The improvement in KPMG’s results “is promising, but is not yet a trend”, the FRC said, adding that it would continue to “closely monitor” the firm’s banking audits, which scored poorly in the previous three years.
Across the seven “tier one” accounting firms, 25 per cent of company audits inspected were deemed to need either some improvement or significant improvement, compared with 29 per cent in 2021.
The scores for audits of large listed companies were better than those at other companies, with only 12 per cent of FTSE 350 inspections needing improvement or significant improvement.
“While it is encouraging to see some improvement in audit quality at the largest audit firms, consistent, long-term improvement is still required across the market,” said Sir Jon Thompson, chief executive of the FRC.
The watchdog has been trying to improve the quality of audits of large UK companies after auditors failed to raise red flags ahead of high-profile corporate failures, such as construction company Carillion and bakery chain Patisserie Valerie. The government has also promised reforms to help mid-tier firms compete with the Big Four oligopoly by requiring large companies to hire a smaller auditor to carry out part of their assessment.
Among the other firms, 83 per cent of PwC’s audits were given the highest score, while Deloitte received 82 per cent.
EY’s results dipped, with only 65 per cent of its audits receiving the best score compared with 79 per cent a year ago. However, none of the 17 EY audits inspected were in the bottom category, where the FRC finds significant improvements are needed.
All five audits by Grant Thornton, the UK’s sixth-largest auditor by revenue, were deemed up to scratch.
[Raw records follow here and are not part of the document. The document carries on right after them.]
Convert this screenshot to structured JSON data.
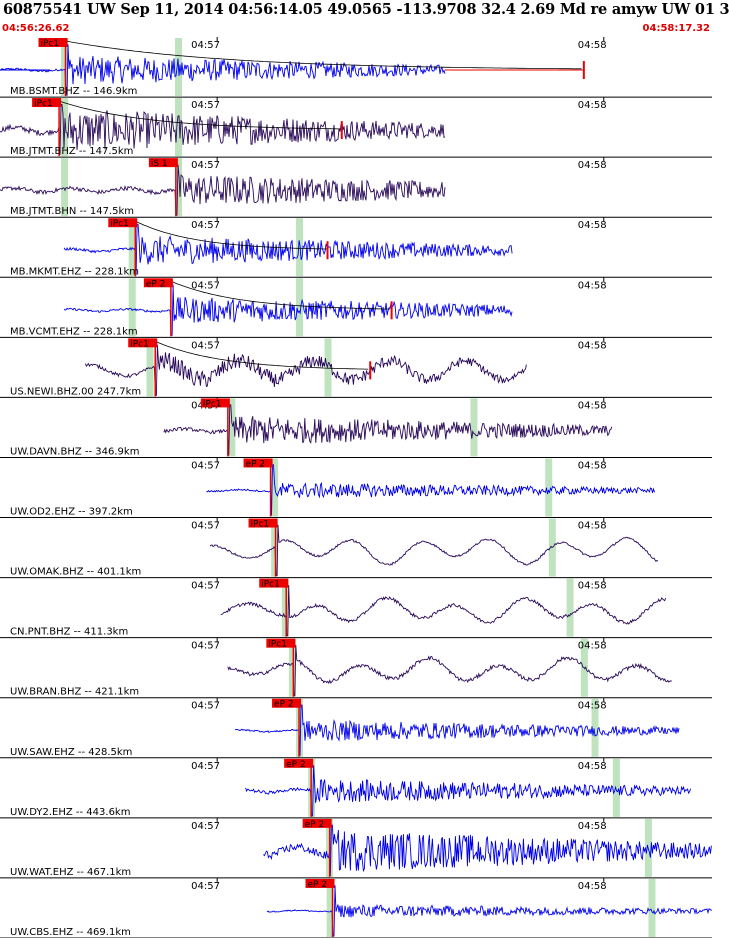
{
  "header": {
    "title": "60875541 UW Sep 11, 2014 04:56:14.05    49.0565 -113.9708 32.4 2.69 Md re amyw UW 01   3",
    "time_start": "04:56:26.62",
    "time_end": "04:58:17.32"
  },
  "colors": {
    "blue": "#0000ee",
    "dark": "#2a0a5a",
    "pick": "#ee0000",
    "window": "#bfe3bf",
    "grid": "#000000"
  },
  "traces": [
    {
      "label": "MB.BSMT.BHZ -- 146.9km",
      "color": "blue",
      "start": 0.0,
      "end": 0.625,
      "style": "hf",
      "amp": 0.55,
      "noise": 0.08,
      "pick": "iPc1",
      "pick_x": 0.092,
      "windows": [
        0.09,
        0.25
      ],
      "coda": true,
      "marker_x": 0.82,
      "pre_line": true
    },
    {
      "label": "MB.JTMT.BHZ -- 147.5km",
      "color": "dark",
      "start": 0.0,
      "end": 0.625,
      "style": "hf",
      "amp": 0.8,
      "noise": 0.2,
      "pick": "iPc1",
      "pick_x": 0.083,
      "windows": [
        0.09,
        0.25
      ],
      "coda": true,
      "marker_x": 0.48,
      "pre_line": false
    },
    {
      "label": "MB.JTMT.BHN -- 147.5km",
      "color": "dark",
      "start": 0.0,
      "end": 0.625,
      "style": "hf",
      "amp": 0.6,
      "noise": 0.15,
      "pick": "iS 1",
      "pick_x": 0.247,
      "windows": [
        0.09,
        0.25
      ],
      "coda": false,
      "marker_x": null,
      "pre_line": false
    },
    {
      "label": "MB.MKMT.EHZ -- 228.1km",
      "color": "blue",
      "start": 0.09,
      "end": 0.72,
      "style": "hf",
      "amp": 0.55,
      "noise": 0.1,
      "pick": "iPc1",
      "pick_x": 0.19,
      "windows": [
        0.185,
        0.42
      ],
      "coda": true,
      "marker_x": 0.46,
      "pre_line": false
    },
    {
      "label": "MB.VCMT.EHZ -- 228.1km",
      "color": "blue",
      "start": 0.09,
      "end": 0.72,
      "style": "hf",
      "amp": 0.5,
      "noise": 0.08,
      "pick": "eP 2",
      "pick_x": 0.24,
      "windows": [
        0.185,
        0.42
      ],
      "coda": true,
      "marker_x": 0.55,
      "pre_line": false
    },
    {
      "label": "US.NEWI.BHZ.00 247.7km",
      "color": "dark",
      "start": 0.12,
      "end": 0.74,
      "style": "mix",
      "amp": 0.5,
      "noise": 0.12,
      "pick": "iPc1",
      "pick_x": 0.218,
      "windows": [
        0.21,
        0.46
      ],
      "coda": true,
      "marker_x": 0.52,
      "pre_line": false
    },
    {
      "label": "UW.DAVN.BHZ -- 346.9km",
      "color": "dark",
      "start": 0.23,
      "end": 0.86,
      "style": "hf",
      "amp": 0.55,
      "noise": 0.12,
      "pick": "iPc1",
      "pick_x": 0.32,
      "windows": [
        0.325,
        0.665
      ],
      "coda": false,
      "marker_x": null,
      "pre_line": false
    },
    {
      "label": "UW.OD2.EHZ -- 397.2km",
      "color": "blue",
      "start": 0.29,
      "end": 0.92,
      "style": "hf",
      "amp": 0.3,
      "noise": 0.06,
      "pick": "eP 2",
      "pick_x": 0.38,
      "windows": [
        0.385,
        0.77
      ],
      "coda": false,
      "marker_x": null,
      "pre_line": false
    },
    {
      "label": "UW.OMAK.BHZ -- 401.1km",
      "color": "dark",
      "start": 0.295,
      "end": 0.925,
      "style": "lf",
      "amp": 0.65,
      "noise": 0.08,
      "pick": "iPc1",
      "pick_x": 0.387,
      "windows": [
        0.385,
        0.775
      ],
      "coda": false,
      "marker_x": null,
      "pre_line": false
    },
    {
      "label": "CN.PNT.BHZ -- 411.3km",
      "color": "dark",
      "start": 0.31,
      "end": 0.935,
      "style": "lf",
      "amp": 0.6,
      "noise": 0.12,
      "pick": "iPc1",
      "pick_x": 0.402,
      "windows": [
        0.4,
        0.8
      ],
      "coda": false,
      "marker_x": null,
      "pre_line": false
    },
    {
      "label": "UW.BRAN.BHZ -- 421.1km",
      "color": "dark",
      "start": 0.32,
      "end": 0.945,
      "style": "lf",
      "amp": 0.6,
      "noise": 0.14,
      "pick": "iPc1",
      "pick_x": 0.412,
      "windows": [
        0.41,
        0.82
      ],
      "coda": false,
      "marker_x": null,
      "pre_line": false
    },
    {
      "label": "UW.SAW.EHZ -- 428.5km",
      "color": "blue",
      "start": 0.33,
      "end": 0.955,
      "style": "hf",
      "amp": 0.4,
      "noise": 0.06,
      "pick": "eP 2",
      "pick_x": 0.42,
      "windows": [
        0.42,
        0.835
      ],
      "coda": false,
      "marker_x": null,
      "pre_line": false
    },
    {
      "label": "UW.DY2.EHZ -- 443.6km",
      "color": "blue",
      "start": 0.345,
      "end": 0.97,
      "style": "hf",
      "amp": 0.45,
      "noise": 0.12,
      "pick": "eP 2",
      "pick_x": 0.437,
      "windows": [
        0.437,
        0.865
      ],
      "coda": false,
      "marker_x": null,
      "pre_line": false
    },
    {
      "label": "UW.WAT.EHZ -- 467.1km",
      "color": "blue",
      "start": 0.37,
      "end": 1.0,
      "style": "hf",
      "amp": 0.8,
      "noise": 0.3,
      "pick": "eP 2",
      "pick_x": 0.463,
      "windows": [
        0.462,
        0.91
      ],
      "coda": false,
      "marker_x": null,
      "pre_line": false
    },
    {
      "label": "UW.CBS.EHZ -- 469.1km",
      "color": "blue",
      "start": 0.375,
      "end": 1.0,
      "style": "hf",
      "amp": 0.25,
      "noise": 0.05,
      "pick": "eP 2",
      "pick_x": 0.467,
      "windows": [
        0.463,
        0.915
      ],
      "coda": false,
      "marker_x": null,
      "pre_line": false
    }
  ],
  "ticks": [
    {
      "label": "04:57",
      "x": 0.305
    },
    {
      "label": "04:58",
      "x": 0.848
    }
  ]
}
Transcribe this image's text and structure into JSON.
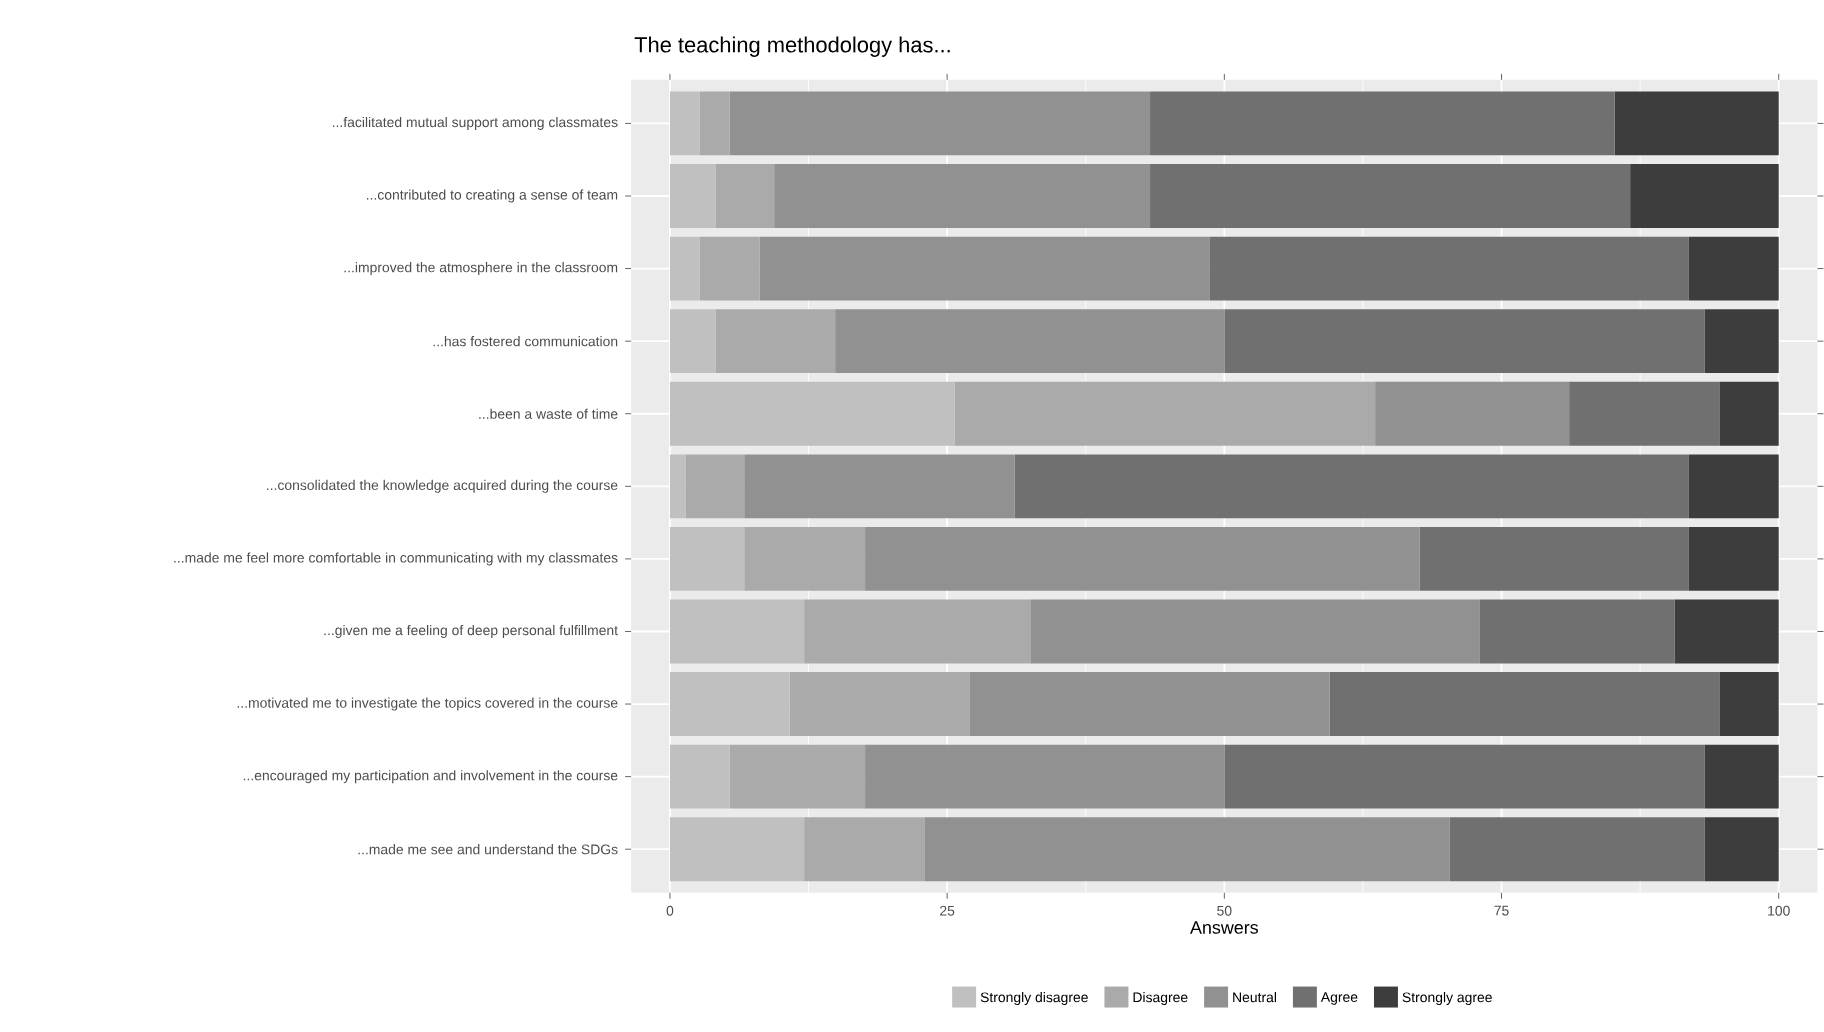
{
  "chart_data": {
    "type": "bar",
    "orientation": "horizontal",
    "stacked": true,
    "title": "The teaching methodology has...",
    "xlabel": "Answers",
    "categories": [
      "...facilitated mutual support among classmates",
      "...contributed to creating a sense of team",
      "...improved the atmosphere in the classroom",
      "...has fostered communication",
      "...been a waste of time",
      "...consolidated the knowledge acquired during the course",
      "...made me feel more comfortable in communicating with my classmates",
      "...given me a feeling of deep personal fulfillment",
      "...motivated me to investigate the topics covered in the course",
      "...encouraged my participation and involvement in the course",
      "...made me see and understand the SDGs"
    ],
    "series": [
      {
        "name": "Strongly disagree",
        "color": "#c0c0c0",
        "values": [
          2.7,
          4.1,
          2.7,
          4.1,
          25.7,
          1.4,
          6.7,
          12.1,
          10.8,
          5.4,
          12.1
        ]
      },
      {
        "name": "Disagree",
        "color": "#aaaaaa",
        "values": [
          2.7,
          5.3,
          5.4,
          10.8,
          37.9,
          5.3,
          10.9,
          20.4,
          16.2,
          12.2,
          10.9
        ]
      },
      {
        "name": "Neutral",
        "color": "#919191",
        "values": [
          37.9,
          33.9,
          40.6,
          35.1,
          17.5,
          24.4,
          50.0,
          40.5,
          32.5,
          32.4,
          47.3
        ]
      },
      {
        "name": "Agree",
        "color": "#707070",
        "values": [
          41.9,
          43.3,
          43.2,
          43.3,
          13.6,
          60.8,
          24.3,
          17.6,
          35.2,
          43.3,
          23.0
        ]
      },
      {
        "name": "Strongly agree",
        "color": "#3d3d3d",
        "values": [
          14.8,
          13.4,
          8.1,
          6.7,
          5.3,
          8.1,
          8.1,
          9.4,
          5.3,
          6.7,
          6.7
        ]
      }
    ],
    "xlim": [
      -3.5,
      103.5
    ],
    "xticks": [
      0,
      25,
      50,
      75,
      100
    ],
    "grid": true,
    "legend": "bottom"
  }
}
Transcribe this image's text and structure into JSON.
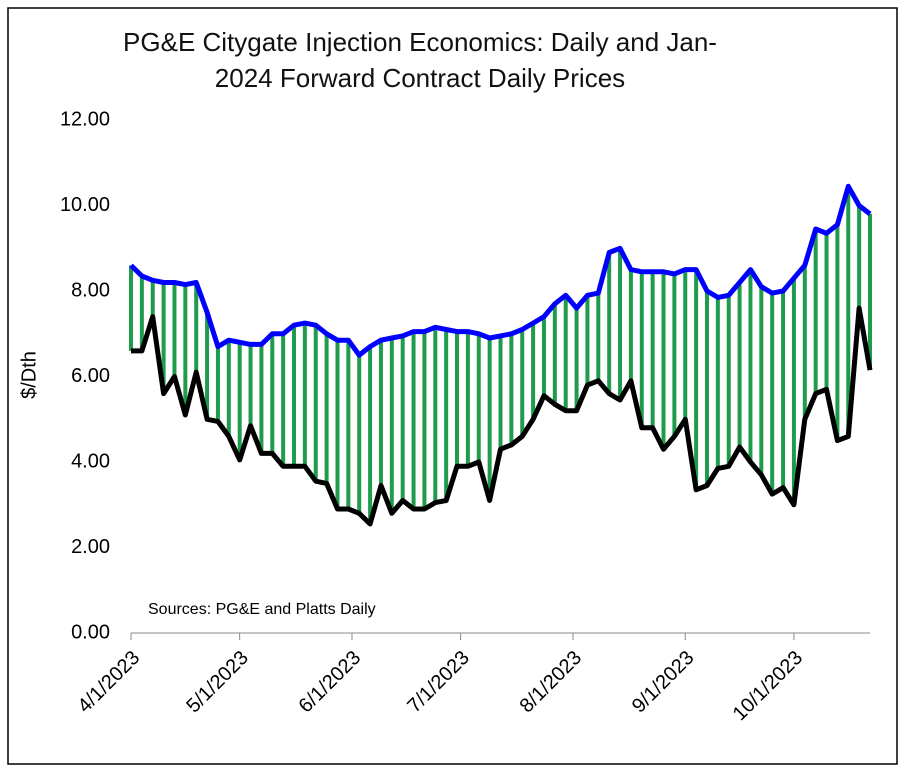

The firm has improved its scores in the past two years, but has not attempted to grow its share of the audit market for large companies.
The FRC also fired a warning shot at auditors seeking to avoid fines or poor inspection scores by limiting their involvement in higher risk audits.
BDO, Mazars and EY said they were disappointed with their inspection results and were investing to increase their resources and the quality of their work.